We know that whatever clinical stage you are in the mutational status of IgVH genes affects your time to first treatment, length of remission and overall survival, and it has a bigger effect than which type of treatment you get. So far this applies whatever type of treatment you receive, though there may come a time when there is a cure-all that acts well whatever your mutational status is – but we’re not there yet.

Should other tests be done?

You can make a case for CD38, ZAP-70, and Beta-2M. The trouble with CD38 is that the cut-off between positive and negative is disputed, Should it be 7%, 20% or 30%? And what about bimodal cases? In practice I do it because it can be incorporated into the flow cytometry picture necessary for diagnosis, but I find it most useful for cases of MBL. MBL with a CD38 less than 30% will almost never transform to CLL. The other thing about CD38 is that the percentage of positive cells tends to change during the course of the disease – in at least a quarter of patients – frequently when the disease relapses after treatment.

The trouble with ZAP-70 is finding a method that everyone can agree on. The concordance with IgVH mutations was over 90% using the first two published methods, but only 76% when the method developed in Tom Kipps lab was used. That paper suggested that it was a better prognosticator than IgVH mutations, but when it was adopted by commercial labs, very strange results indeed were apparent. Not only that, the Spanish group found that ZAP-70 levels changed in about 10% of patients during the course of the disease. Nowadays most labs don’t trust ZAP-70.

Beta-2M is a good test except in renal failure. It is not just a test of disease activity since it also measures bulk. However I would do this test on all my patients.

The next test we should consider is FISH. This stands for Fluorescent In-Situ Hybridization, and it is a way for looking for particular chromosomal aberrations. It is not a perfect test and for 25 years in Bournemouth we preferred to do conventional karyotyping as well, since FISH only picks up the common abnormalities (del 13q, del 11q, del 17p and trisomy 12 – though sometimes del 6q is added). Conventional karyotyping also picks up the rarer abnormalities – trisomy 18, trisomy 19 for example and the unusual translocations – t(14;18) and t(14;19).

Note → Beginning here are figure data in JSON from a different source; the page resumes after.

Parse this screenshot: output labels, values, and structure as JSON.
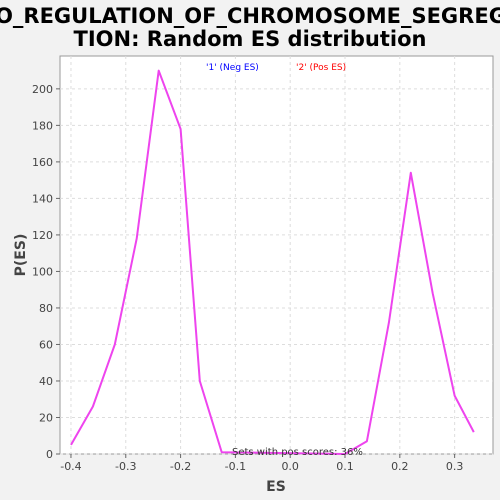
{
  "chart_data": {
    "type": "line",
    "title_line1": "GO_REGULATION_OF_CHROMOSOME_SEGREGA",
    "title_line2": "TION: Random ES distribution",
    "xlabel": "ES",
    "ylabel": "P(ES)",
    "xlim": [
      -0.42,
      0.37
    ],
    "ylim": [
      0,
      218
    ],
    "xticks": [
      "-0.4",
      "-0.3",
      "-0.2",
      "-0.1",
      "0.0",
      "0.1",
      "0.2",
      "0.3"
    ],
    "xtick_values": [
      -0.4,
      -0.3,
      -0.2,
      -0.1,
      0.0,
      0.1,
      0.2,
      0.3
    ],
    "yticks": [
      "0",
      "20",
      "40",
      "60",
      "80",
      "100",
      "120",
      "140",
      "160",
      "180",
      "200"
    ],
    "ytick_values": [
      0,
      20,
      40,
      60,
      80,
      100,
      120,
      140,
      160,
      180,
      200
    ],
    "grid": true,
    "legend": [
      {
        "label": "'1' (Neg ES)",
        "color": "#0000ff"
      },
      {
        "label": "'2' (Pos ES)",
        "color": "#ff0000"
      }
    ],
    "annotation": "Sets with pos scores: 36%",
    "line_color": "#ee44ee",
    "series": [
      {
        "x": [
          -0.4,
          -0.36,
          -0.32,
          -0.28,
          -0.24,
          -0.2,
          -0.165,
          -0.125,
          0.1,
          0.14,
          0.18,
          0.22,
          0.26,
          0.3,
          0.335
        ],
        "values": [
          5,
          26,
          60,
          118,
          210,
          178,
          40,
          1,
          0,
          7,
          72,
          154,
          88,
          32,
          12
        ]
      }
    ]
  }
}
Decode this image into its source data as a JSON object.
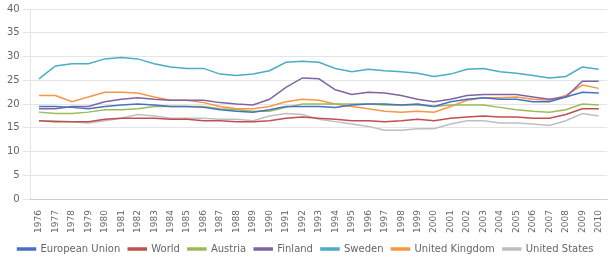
{
  "chart_data": {
    "type": "line",
    "x": [
      1976,
      1977,
      1978,
      1979,
      1980,
      1981,
      1982,
      1983,
      1984,
      1985,
      1986,
      1987,
      1988,
      1989,
      1990,
      1991,
      1992,
      1993,
      1994,
      1995,
      1996,
      1997,
      1998,
      1999,
      2000,
      2001,
      2002,
      2003,
      2004,
      2005,
      2006,
      2007,
      2008,
      2009,
      2010
    ],
    "series": [
      {
        "name": "European Union",
        "color": "#4472C4",
        "values": [
          19.5,
          19.5,
          19.3,
          19.0,
          19.5,
          19.8,
          20.0,
          19.8,
          19.5,
          19.5,
          19.3,
          18.8,
          18.5,
          18.3,
          18.8,
          19.5,
          19.5,
          19.5,
          19.3,
          19.8,
          20.0,
          20.0,
          19.8,
          20.0,
          19.5,
          20.5,
          21.0,
          21.3,
          21.0,
          21.0,
          20.5,
          20.5,
          21.5,
          22.5,
          22.3
        ]
      },
      {
        "name": "World",
        "color": "#C0504D",
        "values": [
          16.5,
          16.3,
          16.3,
          16.3,
          16.8,
          17.0,
          17.0,
          17.0,
          16.8,
          16.8,
          16.5,
          16.5,
          16.3,
          16.3,
          16.5,
          17.0,
          17.3,
          17.0,
          16.8,
          16.5,
          16.5,
          16.3,
          16.5,
          16.8,
          16.5,
          17.0,
          17.3,
          17.5,
          17.3,
          17.3,
          17.0,
          17.0,
          17.8,
          19.0,
          19.0
        ]
      },
      {
        "name": "Austria",
        "color": "#9BBB59",
        "values": [
          18.3,
          18.0,
          18.0,
          18.3,
          18.8,
          18.8,
          19.0,
          19.5,
          19.5,
          19.5,
          19.5,
          19.0,
          18.8,
          18.5,
          18.5,
          19.3,
          20.0,
          20.0,
          20.0,
          20.0,
          20.0,
          19.8,
          19.8,
          19.8,
          19.5,
          19.8,
          19.8,
          19.8,
          19.3,
          18.8,
          18.5,
          18.3,
          18.8,
          20.0,
          19.8
        ]
      },
      {
        "name": "Finland",
        "color": "#8064A2",
        "values": [
          19.0,
          19.0,
          19.5,
          19.5,
          20.5,
          21.0,
          21.3,
          21.0,
          20.8,
          20.8,
          20.8,
          20.3,
          20.0,
          19.8,
          21.0,
          23.5,
          25.5,
          25.3,
          23.0,
          22.0,
          22.5,
          22.3,
          21.8,
          21.0,
          20.5,
          21.0,
          21.8,
          22.0,
          22.0,
          22.0,
          21.5,
          21.0,
          21.5,
          24.8,
          24.8
        ]
      },
      {
        "name": "Sweden",
        "color": "#4BACC6",
        "values": [
          25.3,
          28.0,
          28.5,
          28.5,
          29.5,
          29.8,
          29.5,
          28.5,
          27.8,
          27.5,
          27.5,
          26.3,
          26.0,
          26.3,
          27.0,
          28.8,
          29.0,
          28.8,
          27.5,
          26.8,
          27.3,
          27.0,
          26.8,
          26.5,
          25.8,
          26.3,
          27.3,
          27.5,
          26.8,
          26.5,
          26.0,
          25.5,
          25.8,
          27.8,
          27.3
        ]
      },
      {
        "name": "United Kingdom",
        "color": "#F79646",
        "values": [
          21.8,
          21.8,
          20.5,
          21.5,
          22.5,
          22.5,
          22.3,
          21.5,
          20.8,
          20.8,
          20.3,
          19.5,
          19.0,
          19.0,
          19.5,
          20.5,
          21.0,
          20.8,
          20.0,
          19.5,
          19.0,
          18.5,
          18.3,
          18.5,
          18.3,
          19.5,
          20.8,
          21.3,
          21.3,
          21.5,
          21.0,
          20.8,
          21.8,
          24.0,
          23.3
        ]
      },
      {
        "name": "United States",
        "color": "#BFBFBF",
        "values": [
          16.5,
          16.5,
          16.3,
          16.0,
          16.5,
          17.0,
          17.8,
          17.5,
          17.0,
          17.0,
          17.0,
          16.8,
          16.8,
          16.5,
          17.5,
          18.0,
          17.8,
          16.8,
          16.3,
          15.8,
          15.3,
          14.5,
          14.5,
          14.8,
          14.8,
          15.8,
          16.5,
          16.5,
          16.0,
          16.0,
          15.8,
          15.5,
          16.5,
          18.0,
          17.5
        ]
      }
    ],
    "xlim": [
      1975.5,
      2010.5
    ],
    "xticks": [
      1976,
      1977,
      1978,
      1979,
      1980,
      1981,
      1982,
      1983,
      1984,
      1985,
      1986,
      1987,
      1988,
      1989,
      1990,
      1991,
      1992,
      1993,
      1994,
      1995,
      1996,
      1997,
      1998,
      1999,
      2000,
      2001,
      2002,
      2003,
      2004,
      2005,
      2006,
      2007,
      2008,
      2009,
      2010
    ],
    "ylim": [
      0,
      40
    ],
    "yticks": [
      0,
      5,
      10,
      15,
      20,
      25,
      30,
      35,
      40
    ],
    "grid": true,
    "legend": "bottom"
  }
}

Although there is a famous hierarchical model which ranks cases according to prognosis according to FISH findings, this is not always helpful. It is very dependent on mutational status. Del 13q as an isolated finding mainly occurs in mutated cases, and the severity of trisomy 12 depends on whether the patient has mutated or unmutated IgVH genes. In clinical trials del 11q and del 17p almost universally occur in unmutated cases, but in untreated mutated cases we do see both of these FISH patterns in patients who do not have an aggressive disease, and indeed, may never need treatment.

Where FISH is important is in giving some idea of what is going to happen in patients who are treated. Patients who need treatment who are given either fludarabine or chlorambucil or any combination of purine analogue and alkylating agent, are not going to respond well if they have either del 11q or del 17p. Remissions are short with del 11q and almost non-existent with del 17p. If rituximab is added to the mixture then the adverse effect of del 11q seems to be removed, but it does nothing for del 17p cases.

Therefore FISH should be done before treatment since this could be determined by the FISH findings. Very few drugs work well with del 17p. High dose steroids, Alemtuzumab (Campath), flavopiridol and perhaps revilimid. A new drug in clinical trials, acadesine, also looks promising. Some people think that ofatumumab might also be helpful, but this is not proven.

Del 11q and del 17p are almost always secondary findings and some years ago a German study showed that almost always they developed in the unmutated cases rather than the mutated cases. All this reinforces my view that for most patients with CLL their doctors would benefit from knowing the mutational status of the disease.